A “reading” of a play can comprise a wide spectrum of performances, from a stripped-down stage with stationary actors in street clothes to a full-blown dress rehearsal. Landas fell somewhere in the middle. While set design was minimal, the actors did do some physical acting, and sound designers pumped in the psychedelic rock music that complements the Philippines-set portion of the story.
Turnout for the reading, which featured a majority-Filipino cast, was better than Ibarra could have expected: A sold-out house, with some attendees sitting in the aisles, and a standing ovation at the conclusion of the show. Perhaps most importantly, it drew rave reviews from Ibarra’s mother and sister.

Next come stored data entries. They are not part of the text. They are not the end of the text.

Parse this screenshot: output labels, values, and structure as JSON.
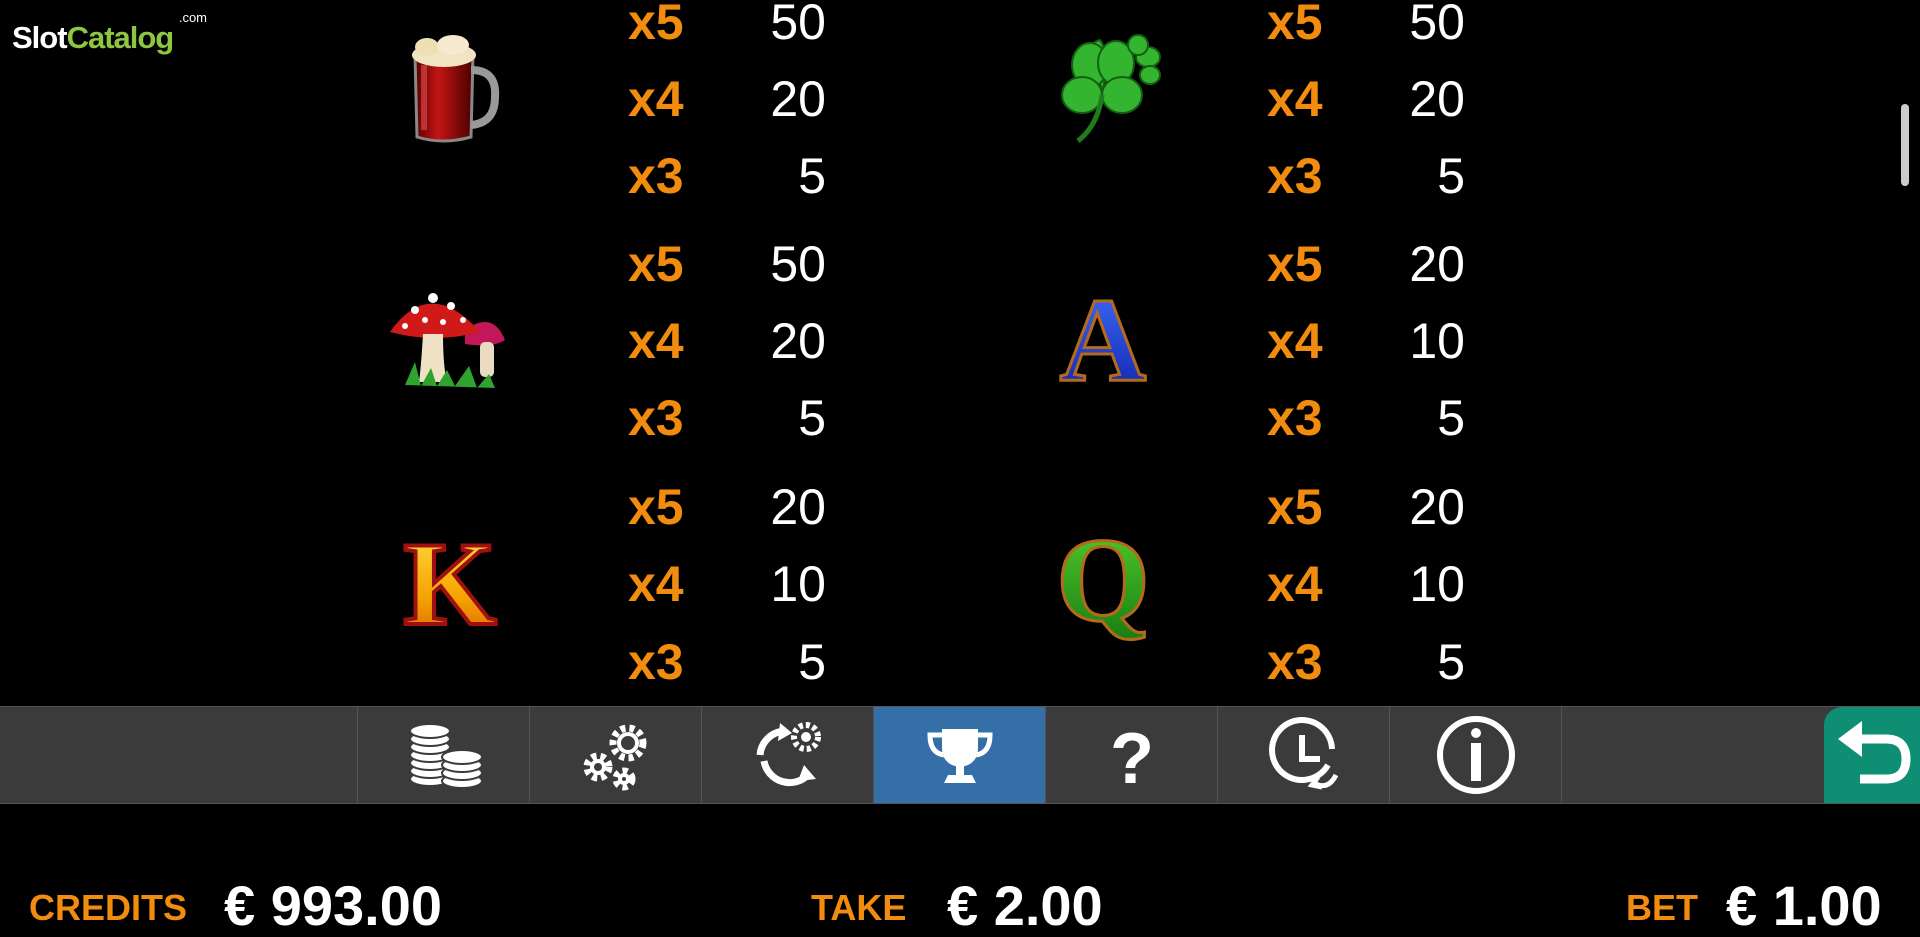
{
  "logo": {
    "text_main": "Slot",
    "text_accent": "Catalog",
    "suffix": ".com"
  },
  "paytable": {
    "left_column": [
      {
        "symbol": "beer-mug",
        "pays": [
          {
            "mult": "x5",
            "value": "50"
          },
          {
            "mult": "x4",
            "value": "20"
          },
          {
            "mult": "x3",
            "value": "5"
          }
        ]
      },
      {
        "symbol": "mushroom",
        "pays": [
          {
            "mult": "x5",
            "value": "50"
          },
          {
            "mult": "x4",
            "value": "20"
          },
          {
            "mult": "x3",
            "value": "5"
          }
        ]
      },
      {
        "symbol": "letter-k",
        "pays": [
          {
            "mult": "x5",
            "value": "20"
          },
          {
            "mult": "x4",
            "value": "10"
          },
          {
            "mult": "x3",
            "value": "5"
          }
        ]
      }
    ],
    "right_column": [
      {
        "symbol": "four-leaf-clover",
        "pays": [
          {
            "mult": "x5",
            "value": "50"
          },
          {
            "mult": "x4",
            "value": "20"
          },
          {
            "mult": "x3",
            "value": "5"
          }
        ]
      },
      {
        "symbol": "letter-a",
        "pays": [
          {
            "mult": "x5",
            "value": "20"
          },
          {
            "mult": "x4",
            "value": "10"
          },
          {
            "mult": "x3",
            "value": "5"
          }
        ]
      },
      {
        "symbol": "letter-q",
        "pays": [
          {
            "mult": "x5",
            "value": "20"
          },
          {
            "mult": "x4",
            "value": "10"
          },
          {
            "mult": "x3",
            "value": "5"
          }
        ]
      }
    ],
    "symbol_glyphs": {
      "letter-k": "K",
      "letter-a": "A",
      "letter-q": "Q"
    }
  },
  "toolbar": {
    "buttons": [
      {
        "icon": "coins-icon",
        "active": false
      },
      {
        "icon": "gears-icon",
        "active": false
      },
      {
        "icon": "autoplay-icon",
        "active": false
      },
      {
        "icon": "trophy-icon",
        "active": true
      },
      {
        "icon": "help-icon",
        "active": false
      },
      {
        "icon": "history-icon",
        "active": false
      },
      {
        "icon": "info-icon",
        "active": false
      }
    ],
    "back_icon": "back-arrow-icon"
  },
  "status": {
    "credits_label": "CREDITS",
    "credits_value": "€ 993.00",
    "take_label": "TAKE",
    "take_value": "€ 2.00",
    "bet_label": "BET",
    "bet_value": "€ 1.00"
  },
  "colors": {
    "accent_orange": "#f28c0f",
    "active_button": "#356fa7",
    "back_button": "#0e8f74",
    "logo_green": "#8dc63f",
    "toolbar": "#3b3b3b"
  }
}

“They thought it was hilarious, but they were crying the whole time,” Ibarra said.
PLAYING REAL PEOPLE
Ibarra credits her undergraduate experience at Georgetown with helping her develop as a playwright.
“Georgetown’s theater program doesn’t treat it like a pre-professional acting program — there’s more of a liberal arts angle,” she said. “When you act, you’re playing real people. When you’re in an acting program and you’re only around theater folks, you start to act like them, as opposed to acting like real people — scientists, writers, SFS folks. Georgetown gave me that well-rounded education.”
Landas is, like the rest of the submissions in the Page-to-Stage New Play Festival, a work still open to editing. Feedback from the Festival will help her complete a final draft of the play, which she hopes to send out to theaters and place in anthologies with the help of her advisors from the Hilltop.
“I’m just really glad it touched people the way that it did,” Ibarra said.